We have taken what Jesus has said and titled them the “Be-attitudes.” Be this attitude and you will be blessed or what I like to call, “blessable attitudes.”  Jesus shares what type of root attitude in a person will be blessed.  Let’s read them in Matthew  5:1-12

“And seeing the multitudes, he went up into a mountain: and when he was set, his disciples came unto him: 2 And he opened his mouth, and taught them, saying, 3 Blessed are the poor in spirit: for theirs is the kingdom of heaven. 4 Blessed are they that mourn: for they shall be comforted. 5 Blessed are the meek: for they shall inherit the earth. 6 Blessed are they which do hunger and thirst after righteousness: for they shall be filled. 7 Blessed are the merciful: for they shall obtain mercy. 8 Blessed are the pure in heart: for they shall see God. 9 Blessed are the peacemakers: for they shall be called the children of God. 10 Blessed are they which are persecuted for righteousness’ sake: for theirs is the kingdom of heaven. 11 Blessed are ye, when men shall revile you, and persecute you, and shall say all manner of evil against you falsely, for my sake. 12 Rejoice, and be exceeding glad: for great is your reward in heaven: for so persecuted they the prophets which were before you.

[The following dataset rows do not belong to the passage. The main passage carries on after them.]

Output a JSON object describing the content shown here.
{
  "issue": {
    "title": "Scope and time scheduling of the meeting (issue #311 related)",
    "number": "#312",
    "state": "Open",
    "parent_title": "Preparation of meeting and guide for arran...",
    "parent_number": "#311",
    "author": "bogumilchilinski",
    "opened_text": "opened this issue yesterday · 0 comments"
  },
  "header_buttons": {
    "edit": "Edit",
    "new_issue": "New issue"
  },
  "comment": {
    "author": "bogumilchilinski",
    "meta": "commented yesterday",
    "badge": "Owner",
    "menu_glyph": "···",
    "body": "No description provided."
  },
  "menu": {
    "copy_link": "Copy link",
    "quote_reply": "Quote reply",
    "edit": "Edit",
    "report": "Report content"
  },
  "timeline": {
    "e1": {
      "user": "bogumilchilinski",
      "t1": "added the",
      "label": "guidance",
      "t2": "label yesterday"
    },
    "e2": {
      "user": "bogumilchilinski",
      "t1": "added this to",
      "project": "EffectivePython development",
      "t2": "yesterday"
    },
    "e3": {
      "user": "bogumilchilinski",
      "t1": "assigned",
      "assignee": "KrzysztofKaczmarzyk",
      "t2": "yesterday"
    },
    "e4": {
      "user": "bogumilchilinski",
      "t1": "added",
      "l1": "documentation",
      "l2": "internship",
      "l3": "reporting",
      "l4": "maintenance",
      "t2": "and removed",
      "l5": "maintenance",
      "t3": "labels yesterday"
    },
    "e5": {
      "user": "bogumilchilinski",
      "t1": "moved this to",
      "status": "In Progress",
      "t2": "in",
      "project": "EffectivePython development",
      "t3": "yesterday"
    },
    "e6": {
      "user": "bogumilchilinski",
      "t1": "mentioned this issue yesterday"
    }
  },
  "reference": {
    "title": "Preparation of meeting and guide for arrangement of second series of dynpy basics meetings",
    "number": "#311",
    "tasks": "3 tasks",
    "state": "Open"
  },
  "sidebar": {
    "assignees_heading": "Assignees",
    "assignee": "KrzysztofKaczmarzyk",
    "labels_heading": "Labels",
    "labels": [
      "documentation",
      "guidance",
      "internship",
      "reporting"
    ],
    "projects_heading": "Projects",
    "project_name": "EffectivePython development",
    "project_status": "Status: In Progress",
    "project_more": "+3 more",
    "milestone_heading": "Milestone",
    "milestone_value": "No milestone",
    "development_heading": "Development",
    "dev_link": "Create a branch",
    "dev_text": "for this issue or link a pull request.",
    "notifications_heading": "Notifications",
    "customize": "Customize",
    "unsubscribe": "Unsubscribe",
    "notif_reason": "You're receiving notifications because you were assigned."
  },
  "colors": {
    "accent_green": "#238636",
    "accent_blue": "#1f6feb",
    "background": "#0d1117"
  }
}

One of the first things that we notice is that there is certain way Jesus forms the blessings.  The pattern he uses is “blessed are…for they shall.”  Using this pattern of speech we can tell that there are eight blessings.  Another form of blessing is found in verses 11 and 12.  The change in length and pattern shows us this is something a little different, perhaps a summary of what has taken place.  So, we will focus primarily on the first eight blessings for right now and save the ninth for a later time.

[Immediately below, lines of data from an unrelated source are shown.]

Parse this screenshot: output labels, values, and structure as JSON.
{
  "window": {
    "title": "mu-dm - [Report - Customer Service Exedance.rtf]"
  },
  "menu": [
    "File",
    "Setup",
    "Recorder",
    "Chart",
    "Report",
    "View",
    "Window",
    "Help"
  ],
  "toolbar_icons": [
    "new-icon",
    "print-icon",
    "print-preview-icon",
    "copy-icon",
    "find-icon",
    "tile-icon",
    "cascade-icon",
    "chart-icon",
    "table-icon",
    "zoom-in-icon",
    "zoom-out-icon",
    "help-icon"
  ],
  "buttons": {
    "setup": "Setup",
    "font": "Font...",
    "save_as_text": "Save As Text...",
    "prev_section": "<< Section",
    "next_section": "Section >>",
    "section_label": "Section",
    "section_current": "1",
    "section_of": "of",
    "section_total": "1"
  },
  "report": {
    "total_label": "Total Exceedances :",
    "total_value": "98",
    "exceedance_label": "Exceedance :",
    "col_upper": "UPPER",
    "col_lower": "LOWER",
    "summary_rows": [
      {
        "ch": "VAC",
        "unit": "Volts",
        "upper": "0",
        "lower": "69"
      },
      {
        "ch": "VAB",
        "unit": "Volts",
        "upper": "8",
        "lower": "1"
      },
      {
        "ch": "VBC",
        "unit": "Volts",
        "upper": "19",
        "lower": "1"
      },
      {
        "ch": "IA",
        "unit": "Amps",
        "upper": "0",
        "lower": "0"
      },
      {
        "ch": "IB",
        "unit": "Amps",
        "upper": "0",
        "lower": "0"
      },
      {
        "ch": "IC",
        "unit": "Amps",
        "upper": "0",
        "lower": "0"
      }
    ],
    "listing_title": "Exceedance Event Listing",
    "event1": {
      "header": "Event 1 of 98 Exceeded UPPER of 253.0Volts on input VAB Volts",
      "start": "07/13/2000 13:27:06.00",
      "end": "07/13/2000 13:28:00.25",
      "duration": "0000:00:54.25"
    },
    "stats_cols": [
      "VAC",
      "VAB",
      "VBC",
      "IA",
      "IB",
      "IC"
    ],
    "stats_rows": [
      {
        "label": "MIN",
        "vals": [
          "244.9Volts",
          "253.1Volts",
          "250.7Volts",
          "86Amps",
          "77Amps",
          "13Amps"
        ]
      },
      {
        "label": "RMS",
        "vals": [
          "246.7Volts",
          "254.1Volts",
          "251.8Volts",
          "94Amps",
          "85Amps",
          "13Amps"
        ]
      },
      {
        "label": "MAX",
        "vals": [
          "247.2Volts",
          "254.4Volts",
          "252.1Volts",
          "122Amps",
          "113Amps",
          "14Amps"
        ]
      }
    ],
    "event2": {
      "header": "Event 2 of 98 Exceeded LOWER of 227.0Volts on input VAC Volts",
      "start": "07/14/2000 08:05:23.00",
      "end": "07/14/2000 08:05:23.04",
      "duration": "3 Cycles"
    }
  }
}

When we further divide the eight blessings found in this passage we see two different groups.  The first four seem to denote our position of heart before God while the second set of four shows our position of heart before men.  This is an amazing designation of these sets by Jesus.  He will later on say, “Think not that I am come to destroy the law, or the prophets: I am not come to destroy, but to fulfil” (5:17), and he does exactly that.  There could be a parallel here with Jesus starting His kingdom and the nation of Israel’s start in Exodus with the Ten Commandments.  In the ten commandments we have the same vertical and horizontal relationships laws as we find here in the Sermon.  In the commandments the first four deal with a person’s relationship to God and the last six deal with the relations between people.  Jesus will even point this out (and several other New Testament people) in an exchange with a pharisee in Matthew 22:34-40…

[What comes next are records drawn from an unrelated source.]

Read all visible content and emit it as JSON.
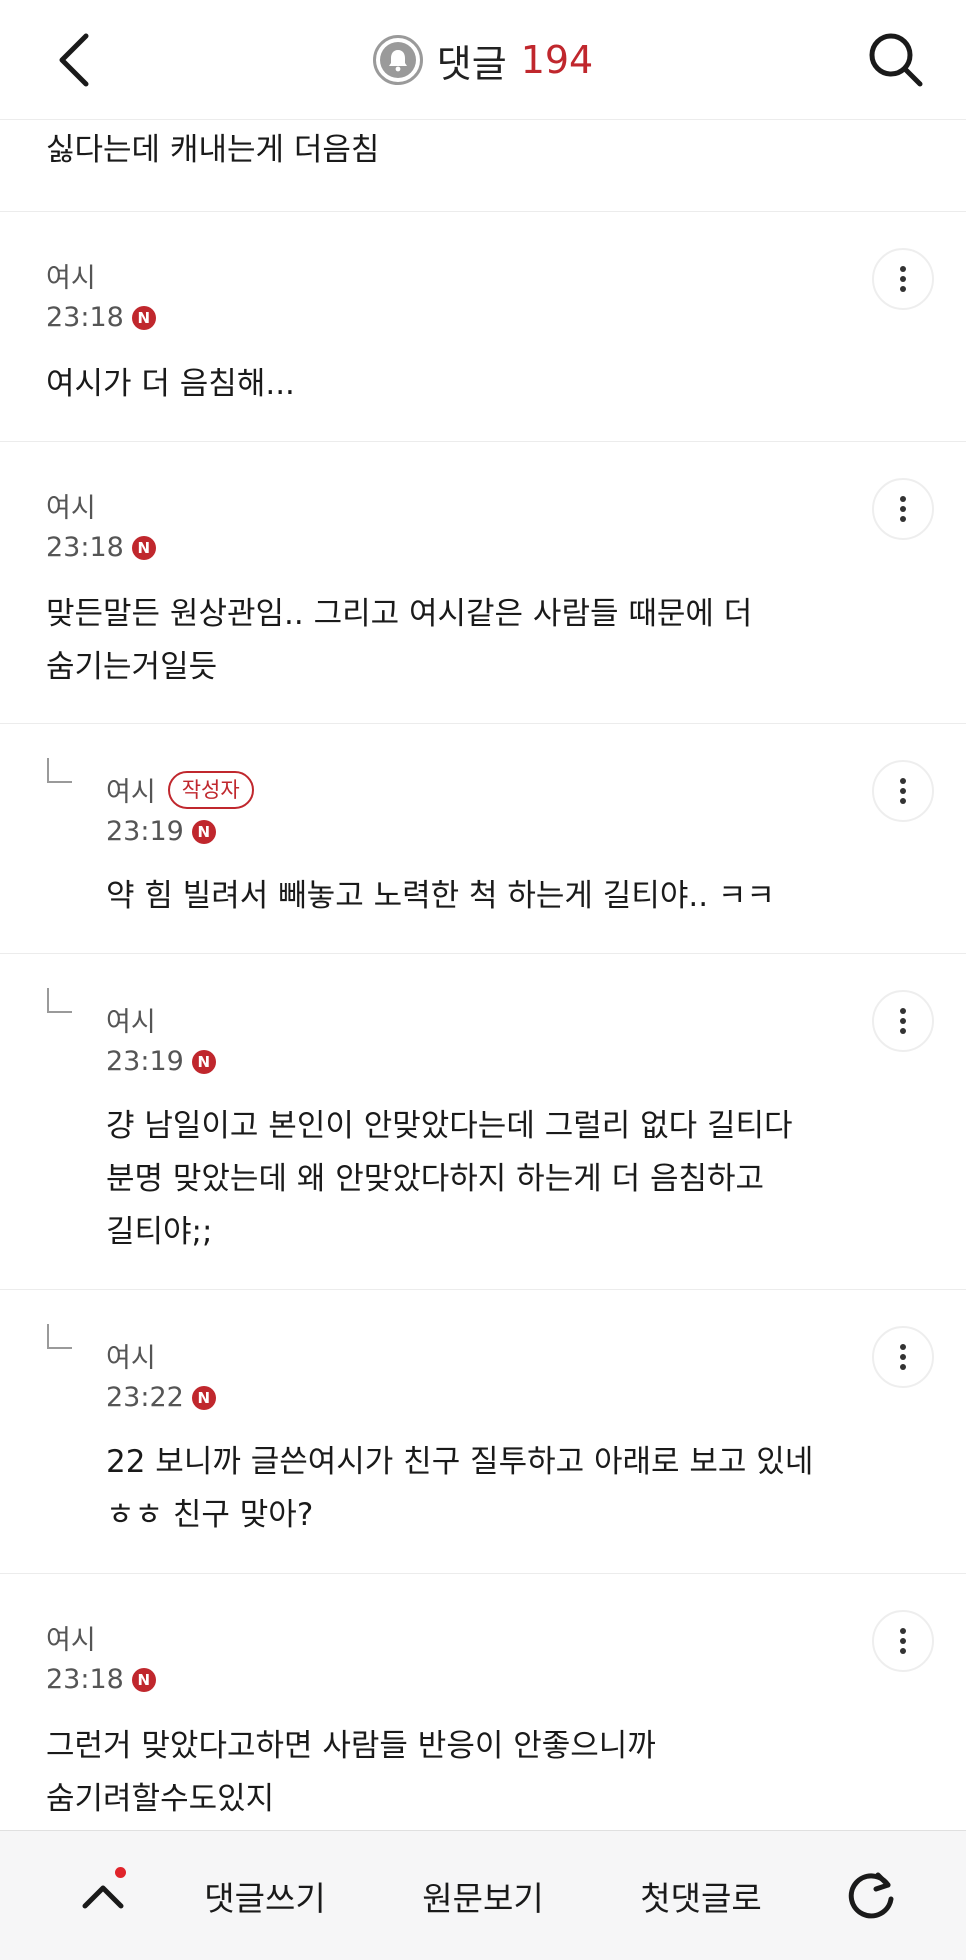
{
  "header": {
    "title": "댓글",
    "count": "194"
  },
  "partial": {
    "text": "싫다는데 캐내는게 더음침"
  },
  "comments": [
    {
      "author": "여시",
      "badge": "",
      "time": "23:18",
      "new_label": "N",
      "text": "여시가 더 음침해..."
    },
    {
      "author": "여시",
      "badge": "",
      "time": "23:18",
      "new_label": "N",
      "text": "맞든말든 원상관임.. 그리고 여시같은 사람들 때문에 더\n숨기는거일듯"
    },
    {
      "author": "여시",
      "badge": "작성자",
      "time": "23:19",
      "new_label": "N",
      "text": "약 힘 빌려서 빼놓고 노력한 척 하는게 길티야.. ㅋㅋ"
    },
    {
      "author": "여시",
      "badge": "",
      "time": "23:19",
      "new_label": "N",
      "text": "걍 남일이고 본인이 안맞았다는데 그럴리 없다 길티다\n분명 맞았는데 왜 안맞았다하지 하는게 더 음침하고\n길티야;;"
    },
    {
      "author": "여시",
      "badge": "",
      "time": "23:22",
      "new_label": "N",
      "text": "22 보니까 글쓴여시가 친구 질투하고 아래로 보고 있네\nㅎㅎ 친구 맞아?"
    },
    {
      "author": "여시",
      "badge": "",
      "time": "23:18",
      "new_label": "N",
      "text": "그런거 맞았다고하면 사람들 반응이 안좋으니까\n숨기려할수도있지"
    }
  ],
  "bottom_bar": {
    "write_label": "댓글쓰기",
    "original_label": "원문보기",
    "first_label": "첫댓글로"
  },
  "colors": {
    "accent": "#c0272d",
    "notification_dot": "#e0242b"
  },
  "icons": {
    "back": "back-arrow-icon",
    "bell": "bell-icon",
    "search": "search-icon",
    "more": "more-vertical-icon",
    "reply": "reply-arrow-icon",
    "up": "chevron-up-icon",
    "refresh": "refresh-icon",
    "new": "new-badge-icon"
  }
}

“34 But when the Pharisees had heard that he had put the Sadducees to silence, they were gathered together. 35 Then one of them, which was a lawyer, asked him a question, tempting him, and saying, 36 Master, which is the great commandment in the law? 37 Jesus said unto him, Thou shalt love the Lord thy God with all thy heart, and with all thy soul, and with all thy mind. 38 This is the first and great commandment. 39 And the second is like unto it, Thou shalt love thy neighbour as thyself. 40 On these two commandments hang all the law and the prophets.

Before we take time to examine each blessable attitude we must first look at the whole attitude in our heart as it relates both to God and man.  First, ask yourself, “Can God bless me with the attitude I have toward Him?” Now, ask yourself, “Can God bless me with the attitude I have toward others?”  Does my attitude toward God seem fine but it stinks toward the people I work with?  This usually seems to be the problem though some could be fine with others but have a problem with how they relate themselves to God.  Whichever it may be, if we are to be a wholly blessable person then it important for us to examine how our attitude measures up toward God and others.